Surrounded by rows of cane fields, the community is represented by six-time Member of Parliament Dr Fenton Ferguson of the People's National Party, but the residents says they have become accustomed to being overlooked.

"Sometimes we have to buy cement and fix some parts of the road that get bad, real bad, because it a cause accident," declared Michael Harris.

The resident pointed to a street light in the town square which they said has not worked for some five years after it was damaged during a hurricane.

They have used the post with the non-functioning lamp to set up a makeshift street light that they say has brought life back to the area.

"Over four or five years now the light stay like that and them nah fix it. Me even tell them say if them put it up, mi personally will vote because mi never vote from mi born. All them do is write it down," said March Hemmings, a farmer in the community.

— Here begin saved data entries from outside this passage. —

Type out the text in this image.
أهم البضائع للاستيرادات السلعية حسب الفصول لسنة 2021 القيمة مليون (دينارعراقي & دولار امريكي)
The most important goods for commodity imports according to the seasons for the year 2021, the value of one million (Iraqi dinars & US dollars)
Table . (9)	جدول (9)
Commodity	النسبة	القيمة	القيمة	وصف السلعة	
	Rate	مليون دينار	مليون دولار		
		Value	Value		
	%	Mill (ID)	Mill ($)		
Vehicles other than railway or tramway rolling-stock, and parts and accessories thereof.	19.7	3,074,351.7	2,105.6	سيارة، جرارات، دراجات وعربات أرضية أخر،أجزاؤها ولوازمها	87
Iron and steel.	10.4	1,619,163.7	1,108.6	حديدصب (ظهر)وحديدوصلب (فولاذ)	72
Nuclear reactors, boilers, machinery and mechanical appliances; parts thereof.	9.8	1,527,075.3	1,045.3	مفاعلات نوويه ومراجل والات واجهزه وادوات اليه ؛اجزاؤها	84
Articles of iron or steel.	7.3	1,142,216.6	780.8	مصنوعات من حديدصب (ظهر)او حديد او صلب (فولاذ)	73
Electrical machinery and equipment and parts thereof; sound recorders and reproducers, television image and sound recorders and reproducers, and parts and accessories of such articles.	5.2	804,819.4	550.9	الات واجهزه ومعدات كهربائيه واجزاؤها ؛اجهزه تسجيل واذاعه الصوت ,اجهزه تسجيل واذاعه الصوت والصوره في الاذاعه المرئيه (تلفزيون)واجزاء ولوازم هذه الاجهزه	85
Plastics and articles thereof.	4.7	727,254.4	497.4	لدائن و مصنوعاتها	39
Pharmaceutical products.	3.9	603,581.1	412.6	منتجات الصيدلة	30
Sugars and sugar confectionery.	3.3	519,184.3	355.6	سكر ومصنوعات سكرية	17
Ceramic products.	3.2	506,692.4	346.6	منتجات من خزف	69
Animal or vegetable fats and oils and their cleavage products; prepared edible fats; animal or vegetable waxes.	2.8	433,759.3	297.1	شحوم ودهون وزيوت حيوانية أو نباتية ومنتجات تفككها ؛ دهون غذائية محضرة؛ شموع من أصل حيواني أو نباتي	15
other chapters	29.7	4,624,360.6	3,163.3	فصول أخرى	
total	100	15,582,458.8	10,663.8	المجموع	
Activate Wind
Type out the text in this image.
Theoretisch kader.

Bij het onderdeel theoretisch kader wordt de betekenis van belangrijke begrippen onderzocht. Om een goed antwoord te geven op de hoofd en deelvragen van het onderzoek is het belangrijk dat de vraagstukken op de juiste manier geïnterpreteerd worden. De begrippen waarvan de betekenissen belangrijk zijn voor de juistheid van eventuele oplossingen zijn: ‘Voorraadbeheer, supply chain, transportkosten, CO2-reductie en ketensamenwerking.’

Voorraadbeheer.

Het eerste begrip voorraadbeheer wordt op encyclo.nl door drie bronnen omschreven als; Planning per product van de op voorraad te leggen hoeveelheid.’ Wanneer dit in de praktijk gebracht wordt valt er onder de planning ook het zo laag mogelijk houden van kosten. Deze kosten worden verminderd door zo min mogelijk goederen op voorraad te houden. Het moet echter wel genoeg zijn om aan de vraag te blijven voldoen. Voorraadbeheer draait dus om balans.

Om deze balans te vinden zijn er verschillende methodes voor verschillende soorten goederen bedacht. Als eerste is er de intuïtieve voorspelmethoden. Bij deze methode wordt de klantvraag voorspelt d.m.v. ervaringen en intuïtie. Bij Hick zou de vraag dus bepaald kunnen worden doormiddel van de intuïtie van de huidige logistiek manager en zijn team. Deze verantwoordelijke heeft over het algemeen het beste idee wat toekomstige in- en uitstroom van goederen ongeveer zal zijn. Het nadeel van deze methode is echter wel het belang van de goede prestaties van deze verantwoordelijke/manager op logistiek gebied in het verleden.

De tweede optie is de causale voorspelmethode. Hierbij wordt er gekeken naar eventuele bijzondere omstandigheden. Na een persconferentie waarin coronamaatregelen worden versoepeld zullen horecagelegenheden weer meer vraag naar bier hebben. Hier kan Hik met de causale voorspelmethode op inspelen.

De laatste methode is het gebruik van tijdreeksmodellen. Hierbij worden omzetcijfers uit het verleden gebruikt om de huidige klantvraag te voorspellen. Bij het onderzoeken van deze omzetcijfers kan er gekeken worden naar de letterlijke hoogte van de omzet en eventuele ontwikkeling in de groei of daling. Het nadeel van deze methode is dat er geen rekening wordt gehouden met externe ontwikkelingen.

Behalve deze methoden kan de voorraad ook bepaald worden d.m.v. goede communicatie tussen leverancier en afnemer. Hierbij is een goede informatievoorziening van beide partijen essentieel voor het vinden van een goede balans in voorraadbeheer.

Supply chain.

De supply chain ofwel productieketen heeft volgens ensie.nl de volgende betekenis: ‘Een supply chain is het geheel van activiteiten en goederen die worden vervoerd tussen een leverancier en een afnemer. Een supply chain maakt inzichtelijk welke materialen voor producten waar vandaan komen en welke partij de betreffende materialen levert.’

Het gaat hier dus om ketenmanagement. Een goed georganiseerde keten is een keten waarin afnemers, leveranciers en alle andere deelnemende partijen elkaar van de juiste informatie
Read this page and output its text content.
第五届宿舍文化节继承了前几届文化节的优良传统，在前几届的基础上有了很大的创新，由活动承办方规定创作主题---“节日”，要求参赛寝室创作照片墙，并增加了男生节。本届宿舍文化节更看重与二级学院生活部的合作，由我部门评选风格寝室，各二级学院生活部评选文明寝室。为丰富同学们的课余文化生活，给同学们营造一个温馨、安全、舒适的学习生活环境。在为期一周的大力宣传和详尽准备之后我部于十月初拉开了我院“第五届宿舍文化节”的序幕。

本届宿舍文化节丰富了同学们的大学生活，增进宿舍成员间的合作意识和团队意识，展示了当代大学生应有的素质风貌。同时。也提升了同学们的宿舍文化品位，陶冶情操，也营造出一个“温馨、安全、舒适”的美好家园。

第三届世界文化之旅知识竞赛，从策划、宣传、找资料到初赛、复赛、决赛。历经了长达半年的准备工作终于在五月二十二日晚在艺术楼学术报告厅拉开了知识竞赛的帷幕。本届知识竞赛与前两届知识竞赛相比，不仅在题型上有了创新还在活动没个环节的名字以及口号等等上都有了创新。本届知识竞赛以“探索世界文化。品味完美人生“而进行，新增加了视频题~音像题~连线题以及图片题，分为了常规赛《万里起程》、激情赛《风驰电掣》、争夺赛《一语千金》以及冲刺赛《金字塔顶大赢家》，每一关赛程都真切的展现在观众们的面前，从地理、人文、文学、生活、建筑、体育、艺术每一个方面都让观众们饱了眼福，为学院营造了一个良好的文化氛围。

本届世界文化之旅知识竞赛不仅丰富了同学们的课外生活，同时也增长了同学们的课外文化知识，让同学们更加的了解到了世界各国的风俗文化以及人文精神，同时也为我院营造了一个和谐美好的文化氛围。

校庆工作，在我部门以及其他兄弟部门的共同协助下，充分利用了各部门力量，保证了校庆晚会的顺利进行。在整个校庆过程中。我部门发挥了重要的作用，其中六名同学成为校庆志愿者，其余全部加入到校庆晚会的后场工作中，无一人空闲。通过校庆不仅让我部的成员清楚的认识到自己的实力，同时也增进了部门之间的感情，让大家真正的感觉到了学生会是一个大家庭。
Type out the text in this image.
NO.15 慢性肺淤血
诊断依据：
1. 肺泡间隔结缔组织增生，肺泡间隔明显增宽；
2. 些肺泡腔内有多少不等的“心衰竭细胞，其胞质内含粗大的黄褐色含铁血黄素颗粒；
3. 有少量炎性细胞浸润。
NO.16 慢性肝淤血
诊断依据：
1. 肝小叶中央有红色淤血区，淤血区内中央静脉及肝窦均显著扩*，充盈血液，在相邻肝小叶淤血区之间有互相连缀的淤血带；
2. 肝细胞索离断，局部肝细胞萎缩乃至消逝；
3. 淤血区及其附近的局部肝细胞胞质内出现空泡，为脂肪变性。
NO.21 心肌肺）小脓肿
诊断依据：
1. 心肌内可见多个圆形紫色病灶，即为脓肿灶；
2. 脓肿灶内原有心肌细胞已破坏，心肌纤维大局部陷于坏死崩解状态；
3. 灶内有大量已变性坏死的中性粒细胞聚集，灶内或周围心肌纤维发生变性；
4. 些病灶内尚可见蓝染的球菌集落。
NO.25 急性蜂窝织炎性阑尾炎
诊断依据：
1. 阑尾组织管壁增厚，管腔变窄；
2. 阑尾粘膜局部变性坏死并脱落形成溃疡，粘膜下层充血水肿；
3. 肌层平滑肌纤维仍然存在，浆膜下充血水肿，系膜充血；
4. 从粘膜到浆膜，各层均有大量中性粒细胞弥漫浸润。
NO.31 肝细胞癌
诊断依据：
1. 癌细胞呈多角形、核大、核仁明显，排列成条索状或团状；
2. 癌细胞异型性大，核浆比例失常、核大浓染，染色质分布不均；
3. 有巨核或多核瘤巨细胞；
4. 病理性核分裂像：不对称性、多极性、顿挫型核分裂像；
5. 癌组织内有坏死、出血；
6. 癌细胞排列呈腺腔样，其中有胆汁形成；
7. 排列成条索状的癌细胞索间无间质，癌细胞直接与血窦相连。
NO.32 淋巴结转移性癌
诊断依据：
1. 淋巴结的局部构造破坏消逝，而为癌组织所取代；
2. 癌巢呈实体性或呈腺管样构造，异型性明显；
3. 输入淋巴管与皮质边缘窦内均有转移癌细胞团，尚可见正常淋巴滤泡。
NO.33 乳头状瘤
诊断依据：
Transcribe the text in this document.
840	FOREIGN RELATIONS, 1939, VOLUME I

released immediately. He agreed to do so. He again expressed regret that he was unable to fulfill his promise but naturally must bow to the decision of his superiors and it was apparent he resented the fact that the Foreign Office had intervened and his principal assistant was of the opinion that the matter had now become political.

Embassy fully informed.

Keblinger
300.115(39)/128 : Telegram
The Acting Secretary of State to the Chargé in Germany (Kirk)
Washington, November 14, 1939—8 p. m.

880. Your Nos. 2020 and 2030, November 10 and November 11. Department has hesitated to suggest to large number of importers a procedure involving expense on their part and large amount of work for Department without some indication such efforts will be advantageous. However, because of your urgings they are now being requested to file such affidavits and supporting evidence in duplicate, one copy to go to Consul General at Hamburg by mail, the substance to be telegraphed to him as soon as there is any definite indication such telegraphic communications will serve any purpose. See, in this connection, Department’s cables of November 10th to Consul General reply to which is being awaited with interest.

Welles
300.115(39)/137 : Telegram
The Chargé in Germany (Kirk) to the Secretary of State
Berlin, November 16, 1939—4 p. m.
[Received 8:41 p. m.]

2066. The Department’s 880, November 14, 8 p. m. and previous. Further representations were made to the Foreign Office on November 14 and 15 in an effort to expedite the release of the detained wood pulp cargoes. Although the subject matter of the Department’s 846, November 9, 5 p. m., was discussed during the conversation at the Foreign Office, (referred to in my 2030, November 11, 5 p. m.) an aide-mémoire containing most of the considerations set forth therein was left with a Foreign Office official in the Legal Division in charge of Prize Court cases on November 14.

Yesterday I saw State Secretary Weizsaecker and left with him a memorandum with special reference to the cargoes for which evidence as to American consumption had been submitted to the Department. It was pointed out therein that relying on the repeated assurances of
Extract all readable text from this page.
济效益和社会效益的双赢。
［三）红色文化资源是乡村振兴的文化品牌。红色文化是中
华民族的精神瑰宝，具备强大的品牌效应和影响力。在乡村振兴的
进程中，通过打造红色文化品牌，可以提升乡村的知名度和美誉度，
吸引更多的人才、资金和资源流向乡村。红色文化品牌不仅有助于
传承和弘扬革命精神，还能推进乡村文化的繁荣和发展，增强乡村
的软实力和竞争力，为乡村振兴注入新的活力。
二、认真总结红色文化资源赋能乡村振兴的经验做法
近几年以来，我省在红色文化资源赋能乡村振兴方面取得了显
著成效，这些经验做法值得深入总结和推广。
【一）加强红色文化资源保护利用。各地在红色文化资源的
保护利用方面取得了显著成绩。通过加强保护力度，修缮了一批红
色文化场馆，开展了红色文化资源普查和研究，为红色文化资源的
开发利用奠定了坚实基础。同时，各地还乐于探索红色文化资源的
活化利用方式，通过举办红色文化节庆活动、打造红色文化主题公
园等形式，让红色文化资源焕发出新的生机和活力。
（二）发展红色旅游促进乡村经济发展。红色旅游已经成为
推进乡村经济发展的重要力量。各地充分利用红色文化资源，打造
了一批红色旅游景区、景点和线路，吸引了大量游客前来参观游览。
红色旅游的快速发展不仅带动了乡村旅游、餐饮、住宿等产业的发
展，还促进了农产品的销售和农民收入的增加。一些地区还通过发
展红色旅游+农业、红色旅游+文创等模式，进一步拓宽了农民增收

At nights, one of the men in the community goes to the town square and turns on the light. It is also manually turned off early in the mornings.

"Every night we just go there and hook it up. Them man yah know how it go as well, so who know about it go and do it," said Hemmings.

He argued that the men have to take a risk with the street light so that the neighbours could feel safe again and enjoy nightlife.

"To me every light post should have a light to it. This is just the one (street) light and if it not working, imagine that. If we don't turn it on, is pure darkness," said Hemmings.




The community relies on the sugar industry for survival with the majority of the residents being farmers, who grab any other earning opportunity that comes their way

"We want jobs. We no have no jobs round yah so, and we have our children fi send a school. Sometimes me not even want stress bout it, me just relax because it no make sense you talk about it because a no like you a go get no help or no solution so you just live," charged 39-year-old Fisher.

"We deh way back a the wall. Is like nobody no recognise we. No councillor, no MP, nobody at all. Fenton Ferguson just pass and is just promises, promises.

"A we haffi make life fi we self, we main source of income a farming. We farm up a the riverside, or you do you backyard garden and we do ground provisions and fruits, every little thing and we go a market," said Fisher.

She said she would love to see a community centre in the area or any type of facility that would create employment.

"Somewhere that can create jobs for the young people them, so we can do more to help ourselves. Around here hard. We might look like we all right, but it very difficult," added Fisher.

Harris works about four to five months out of each year as a truck driver at the Golden Grove Sugar Company and he is desperate to see new opportunities in the community.

"Most people not working right now till the crop start. sometimes them start it December but more than likely it look like a January for this time, so when it start January, it maybe run for five months, sometimes four," explained Harris.

"If the little cane system go dung on this side you know how it go, because a the only little source to depend on right now. Things kinda break down to a level weh things no really strong again. Jobs no so prevalent like first, so things slow pon this side a St Thomas," said Harris.

*Carlene Davis contributed to this story.